The mosquito Aedes aegypti can spread the dengue, chikungunya and yellow fever viruses. Thus, the search for key molecules involved in the mosquito survival represents today a promising vector control strategy. High Mobility Group Box (HMGB) proteins are essential nuclear factors that maintain the high-order structure of chromatin, keeping eukaryotic cells viable. Outside the nucleus, secreted HMGB proteins could alert the innate immune system to foreign antigens and trigger the initiation of host defenses.
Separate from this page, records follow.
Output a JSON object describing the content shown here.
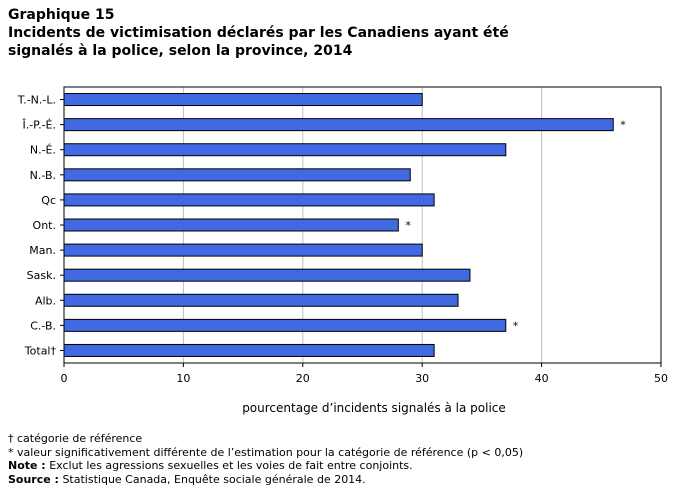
{
  "header": {
    "chart_number": "Graphique 15",
    "title": "Incidents de victimisation déclarés par les Canadiens ayant été signalés à la police, selon la province, 2014"
  },
  "chart_data": {
    "type": "bar",
    "orientation": "horizontal",
    "title": "Incidents de victimisation déclarés par les Canadiens ayant été signalés à la police, selon la province, 2014",
    "xlabel": "pourcentage d’incidents signalés à la police",
    "ylabel": "",
    "categories": [
      "T.-N.-L.",
      "Î.-P.-É.",
      "N.-É.",
      "N.-B.",
      "Qc",
      "Ont.",
      "Man.",
      "Sask.",
      "Alb.",
      "C.-B.",
      "Total†"
    ],
    "values": [
      30,
      46,
      37,
      29,
      31,
      28,
      30,
      34,
      33,
      37,
      31
    ],
    "significance_markers": [
      "",
      "*",
      "",
      "",
      "",
      "*",
      "",
      "",
      "",
      "*",
      ""
    ],
    "xlim": [
      0,
      50
    ],
    "xticks": [
      0,
      10,
      20,
      30,
      40,
      50
    ],
    "grid": "vertical",
    "legend": "none",
    "bar_color": "#4169E1",
    "bar_border_color": "#000000",
    "grid_color": "#c0c0c0"
  },
  "notes": {
    "dagger_note": "† catégorie de référence",
    "asterisk_note": "* valeur significativement différente de l’estimation pour la catégorie de référence (p < 0,05)",
    "note_label": "Note :",
    "note_text": " Exclut les agressions sexuelles et les voies de fait entre conjoints.",
    "source_label": "Source :",
    "source_text": " Statistique Canada, Enquête sociale générale de 2014."
  }
}
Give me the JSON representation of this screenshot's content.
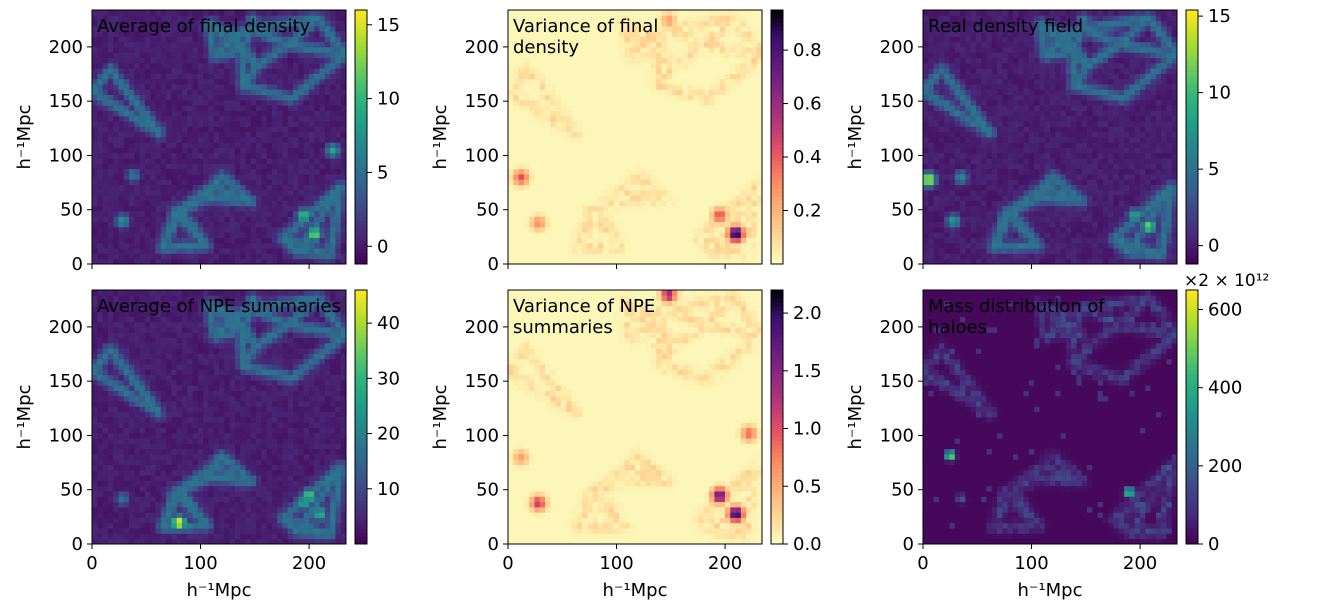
{
  "figure": {
    "axis_label": "h⁻¹Mpc",
    "panels": [
      {
        "title": "Average of final density",
        "colormap": "viridis",
        "colorbar": {
          "min": -1.2,
          "max": 16,
          "ticks": [
            0,
            5,
            10,
            15
          ],
          "ticklabels": [
            "0",
            "5",
            "10",
            "15"
          ],
          "offset_label": ""
        }
      },
      {
        "title": "Variance of final density",
        "colormap": "magma_r",
        "colorbar": {
          "min": 0.0,
          "max": 0.95,
          "ticks": [
            0.2,
            0.4,
            0.6,
            0.8
          ],
          "ticklabels": [
            "0.2",
            "0.4",
            "0.6",
            "0.8"
          ],
          "offset_label": ""
        }
      },
      {
        "title": "Real density field",
        "colormap": "viridis",
        "colorbar": {
          "min": -1.2,
          "max": 15.4,
          "ticks": [
            0,
            5,
            10,
            15
          ],
          "ticklabels": [
            "0",
            "5",
            "10",
            "15"
          ],
          "offset_label": ""
        }
      },
      {
        "title": "Average of NPE summaries",
        "colormap": "viridis",
        "colorbar": {
          "min": 0,
          "max": 46,
          "ticks": [
            10,
            20,
            30,
            40
          ],
          "ticklabels": [
            "10",
            "20",
            "30",
            "40"
          ],
          "offset_label": ""
        }
      },
      {
        "title": "Variance of NPE summaries",
        "colormap": "magma_r",
        "colorbar": {
          "min": 0.0,
          "max": 2.2,
          "ticks": [
            0.0,
            0.5,
            1.0,
            1.5,
            2.0
          ],
          "ticklabels": [
            "0.0",
            "0.5",
            "1.0",
            "1.5",
            "2.0"
          ],
          "offset_label": ""
        }
      },
      {
        "title": "Mass distribution of haloes",
        "colormap": "viridis",
        "colorbar": {
          "min": 0,
          "max": 650,
          "ticks": [
            0,
            200,
            400,
            600
          ],
          "ticklabels": [
            "0",
            "200",
            "400",
            "600"
          ],
          "offset_label": "×2 × 10¹²"
        }
      }
    ]
  },
  "chart_data": {
    "type": "heatmap",
    "layout": "2x3 grid",
    "x_range": [
      0,
      234
    ],
    "y_range": [
      0,
      234
    ],
    "xticks": [
      0,
      100,
      200
    ],
    "yticks": [
      0,
      50,
      100,
      150,
      200
    ],
    "xlabel": "h⁻¹Mpc",
    "ylabel": "h⁻¹Mpc",
    "note_on_values": "pixel-level field values are not legible; notable peaks estimated below (x, y in h⁻¹Mpc)",
    "panels": [
      {
        "title": "Average of final density",
        "vmin": -1.2,
        "vmax": 16,
        "peaks": [
          [
            205,
            28,
            13
          ],
          [
            195,
            45,
            11
          ],
          [
            222,
            105,
            9
          ],
          [
            28,
            40,
            8
          ],
          [
            148,
            225,
            6
          ],
          [
            38,
            82,
            6
          ]
        ]
      },
      {
        "title": "Variance of final density",
        "vmin": 0.0,
        "vmax": 0.95,
        "peaks": [
          [
            210,
            28,
            0.95
          ],
          [
            195,
            45,
            0.45
          ],
          [
            12,
            80,
            0.45
          ],
          [
            28,
            38,
            0.3
          ],
          [
            148,
            225,
            0.25
          ]
        ]
      },
      {
        "title": "Real density field",
        "vmin": -1.2,
        "vmax": 15.4,
        "peaks": [
          [
            5,
            78,
            15
          ],
          [
            208,
            35,
            12
          ],
          [
            195,
            45,
            9
          ],
          [
            28,
            40,
            8
          ],
          [
            35,
            80,
            7
          ],
          [
            148,
            225,
            6
          ]
        ]
      },
      {
        "title": "Average of NPE summaries",
        "vmin": 0,
        "vmax": 46,
        "peaks": [
          [
            80,
            20,
            46
          ],
          [
            200,
            45,
            35
          ],
          [
            210,
            28,
            30
          ],
          [
            195,
            38,
            28
          ],
          [
            148,
            225,
            20
          ],
          [
            28,
            42,
            18
          ]
        ]
      },
      {
        "title": "Variance of NPE summaries",
        "vmin": 0.0,
        "vmax": 2.2,
        "peaks": [
          [
            210,
            28,
            2.1
          ],
          [
            195,
            45,
            1.8
          ],
          [
            148,
            230,
            1.4
          ],
          [
            28,
            38,
            1.2
          ],
          [
            222,
            102,
            0.9
          ],
          [
            12,
            80,
            0.6
          ]
        ]
      },
      {
        "title": "Mass distribution of haloes",
        "vmin": 0,
        "vmax": 650,
        "peaks": [
          [
            25,
            82,
            650
          ],
          [
            190,
            48,
            600
          ],
          [
            200,
            35,
            250
          ],
          [
            35,
            42,
            200
          ]
        ]
      }
    ]
  }
}
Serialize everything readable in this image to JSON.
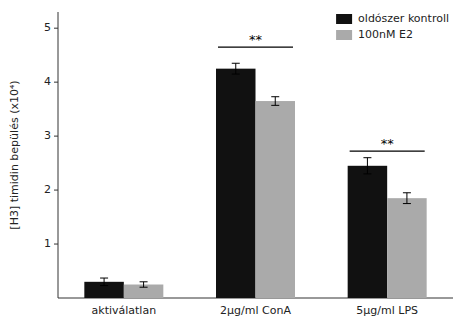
{
  "chart_data": {
    "type": "bar",
    "ylabel": "[H3] timidin bepülés (x10⁴)",
    "categories": [
      "aktiválatlan",
      "2μg/ml ConA",
      "5μg/ml LPS"
    ],
    "series": [
      {
        "name": "oldószer kontroll",
        "color": "#111111",
        "values": [
          0.3,
          4.25,
          2.45
        ],
        "errors": [
          0.07,
          0.1,
          0.15
        ]
      },
      {
        "name": "100nM E2",
        "color": "#aaaaaa",
        "values": [
          0.25,
          3.65,
          1.85
        ],
        "errors": [
          0.05,
          0.08,
          0.1
        ]
      }
    ],
    "ylim": [
      0,
      5.3
    ],
    "yticks": [
      1,
      2,
      3,
      4,
      5
    ],
    "legend": "upper right",
    "annotations": [
      {
        "text": "**",
        "category": 1,
        "y": 4.65
      },
      {
        "text": "**",
        "category": 2,
        "y": 2.72
      }
    ]
  }
}
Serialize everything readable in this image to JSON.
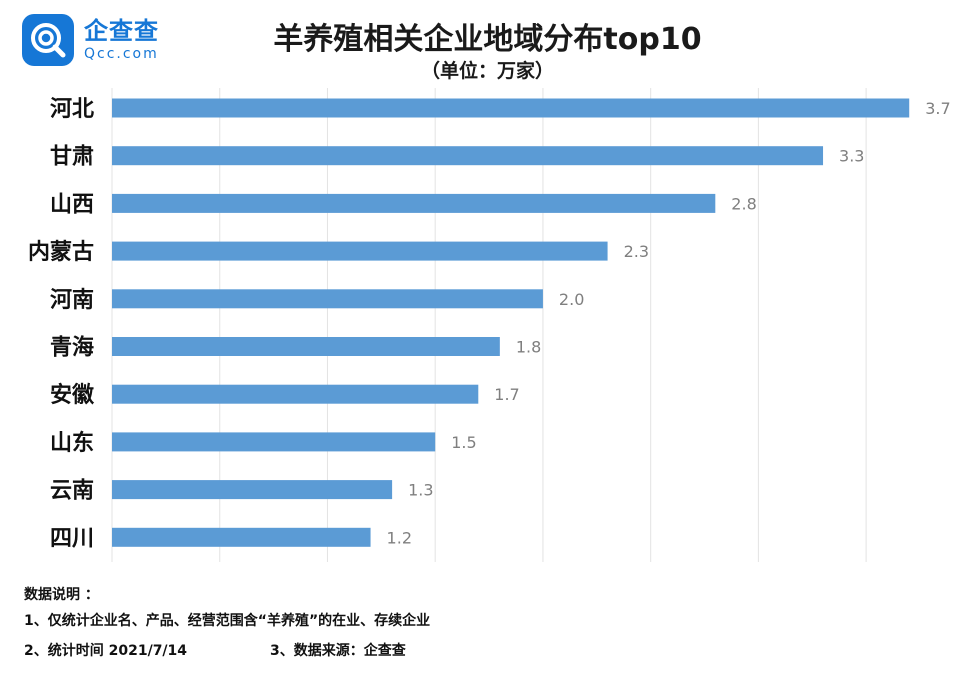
{
  "brand": {
    "name": "企查查",
    "domain": "Qcc.com",
    "icon": "qcc-logo-icon",
    "color": "#1677d6"
  },
  "chart_data": {
    "type": "bar",
    "orientation": "horizontal",
    "title": "羊养殖相关企业地域分布top10",
    "subtitle": "（单位：万家）",
    "categories": [
      "河北",
      "甘肃",
      "山西",
      "内蒙古",
      "河南",
      "青海",
      "安徽",
      "山东",
      "云南",
      "四川"
    ],
    "values": [
      3.7,
      3.3,
      2.8,
      2.3,
      2.0,
      1.8,
      1.7,
      1.5,
      1.3,
      1.2
    ],
    "value_labels": [
      "3.7",
      "3.3",
      "2.8",
      "2.3",
      "2.0",
      "1.8",
      "1.7",
      "1.5",
      "1.3",
      "1.2"
    ],
    "xlim": [
      0,
      3.75
    ],
    "grid": true,
    "bar_color": "#5b9bd5",
    "label_color": "#7f7f7f"
  },
  "notes": {
    "heading": "数据说明 ：",
    "line1": "1、仅统计企业名、产品、经营范围含“羊养殖”的在业、存续企业",
    "line2": "2、统计时间  2021/7/14",
    "line3": "3、数据来源：企查查"
  }
}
In this work, we cloned and functionally characterized the HMGB1 protein from Aedes aegypti (AaHMGB1). The AaHMGB1 protein typically consists of two HMG-box DNA binding domains and an acidic C-terminus. Interestingly, AaHMGB1 contains a unique alanine/glutamine-rich (AQ-rich) C-terminal region that seems to be exclusive of dipteran HMGB proteins. AaHMGB1 is localized to the cell nucleus, mainly associated with heterochromatin. Circular dichroism analyses of AaHMGB1 or the C-terminal truncated proteins revealed α-helical structures. We showed that AaHMGB1 can effectively bind and change the topology of DNA, and that the AQ-rich and the C-terminal acidic regions can modulate its ability to promote DNA supercoiling, as well as its preference to bind supercoiled DNA. AaHMGB1 is phosphorylated by PKA and PKC, but not by CK2. Importantly, phosphorylation of AaHMGB1 by PKA or PKC completely abolishes its DNA bending activity. Thus, our study shows that a functional HMGB1 protein occurs in Aedes aegypt and we provide the first description of a HMGB1 protein containing an AQ-rich regulatory C-terminus.